Fine del discorsetto d'incoraggiamento. Raccolsi lo speciale
carbone bianco e lo aggiunsi al fuoco che ardeva sotto la fornace.
Dal momento che Aydan vendeva i suoi pezzi in vetro come arte,
gliene serviva soltanto una; la sua era una piccola bottega a
confronto delle otto fornaci della mia famiglia.
Quando ebbi finito, gli abiti si erano appiccicati alla pelle sudata e
ciocche di capelli mi aderivano alla faccia. La polvere di carbone mi
grattava in gola.
«Puoi aiutarmi a miscelare?» chiese Aydan prima che potessi
andarmene.
«Solo se prometti di assumere un nuovo apprendista domani.»

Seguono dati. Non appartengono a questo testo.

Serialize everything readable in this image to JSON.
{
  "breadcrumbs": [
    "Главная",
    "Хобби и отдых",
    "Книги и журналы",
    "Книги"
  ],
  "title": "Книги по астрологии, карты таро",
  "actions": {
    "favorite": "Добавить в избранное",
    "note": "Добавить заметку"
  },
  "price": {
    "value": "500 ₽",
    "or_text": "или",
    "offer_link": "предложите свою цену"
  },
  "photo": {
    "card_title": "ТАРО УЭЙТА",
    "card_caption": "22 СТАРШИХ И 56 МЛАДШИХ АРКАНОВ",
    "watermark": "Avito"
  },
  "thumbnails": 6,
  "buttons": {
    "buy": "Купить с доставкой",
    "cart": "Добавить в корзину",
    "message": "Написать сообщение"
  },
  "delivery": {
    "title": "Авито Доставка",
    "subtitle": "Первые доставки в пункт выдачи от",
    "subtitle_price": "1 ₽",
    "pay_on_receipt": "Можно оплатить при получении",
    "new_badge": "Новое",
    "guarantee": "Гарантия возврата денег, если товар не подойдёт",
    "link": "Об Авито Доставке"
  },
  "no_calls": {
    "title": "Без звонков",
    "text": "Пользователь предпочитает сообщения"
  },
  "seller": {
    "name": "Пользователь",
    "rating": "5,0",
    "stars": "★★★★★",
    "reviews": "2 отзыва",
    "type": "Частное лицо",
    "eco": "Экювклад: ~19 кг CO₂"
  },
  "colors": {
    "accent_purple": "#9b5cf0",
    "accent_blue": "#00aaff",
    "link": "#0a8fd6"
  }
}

Lui mugugnò e borbottò, ma acconsentì. Mescolammo sabbie che
provenivano da diverse parti di Sitia secondo una ricetta segreta
sviluppata generazioni prima. Il composto doveva essere
addizionato con cenere di soda e calce prima di poter essere fuso in
vetro.
Mentre cercavo di indurre Aydan a rivelarmi da dove venisse la
sabbia rosata, arrivò un messaggero dal Mastio, uno studente del
primo anno che arricciò il naso al calore.
«Opale Cowan?» domandò.
Io annuii e lui sbuffò. «Finalmente! Ho frugato tutta la Cittadella
per trovarti. Ti vogliono al Mastio.»
«Perché?»
«Non so.»
«Chi mi vuole?»
Il ragazzo irradiò contentezza come fosse il mio fratello minore
che annunciava la mia imminente punizione da parte dei nostri
genitori. «I Maestri Maghi.»
Dovevo essere in guai grossi. Non c'era altro motivo per cui i
Maestri potessero mandarmi a chiamare. Mentre correvo dietro al
messaggero - un tipo ambizioso, se faceva commissioni per i
Maestri al suo primo anno, e che aveva già deciso che non valeva la
pena parlarmi - pensai al disastro di quella mattina con Pazia. Lei
desiderava farmi espellere fin dal primo giorno. Forse alla fine ci era
riuscita.
Ci affrettammo per le strade della Cittadella. Dopo quattro anni, la
struttura della città mi sbalordiva ancora. Tutti gli edifici erano stati
costruiti con lastre di marmo bianco striate di venature verdi. Se fossi
stata sola, avrei strisciato le mani sulle pareti mentre camminavo,
fantasticando di creare una città di vetro.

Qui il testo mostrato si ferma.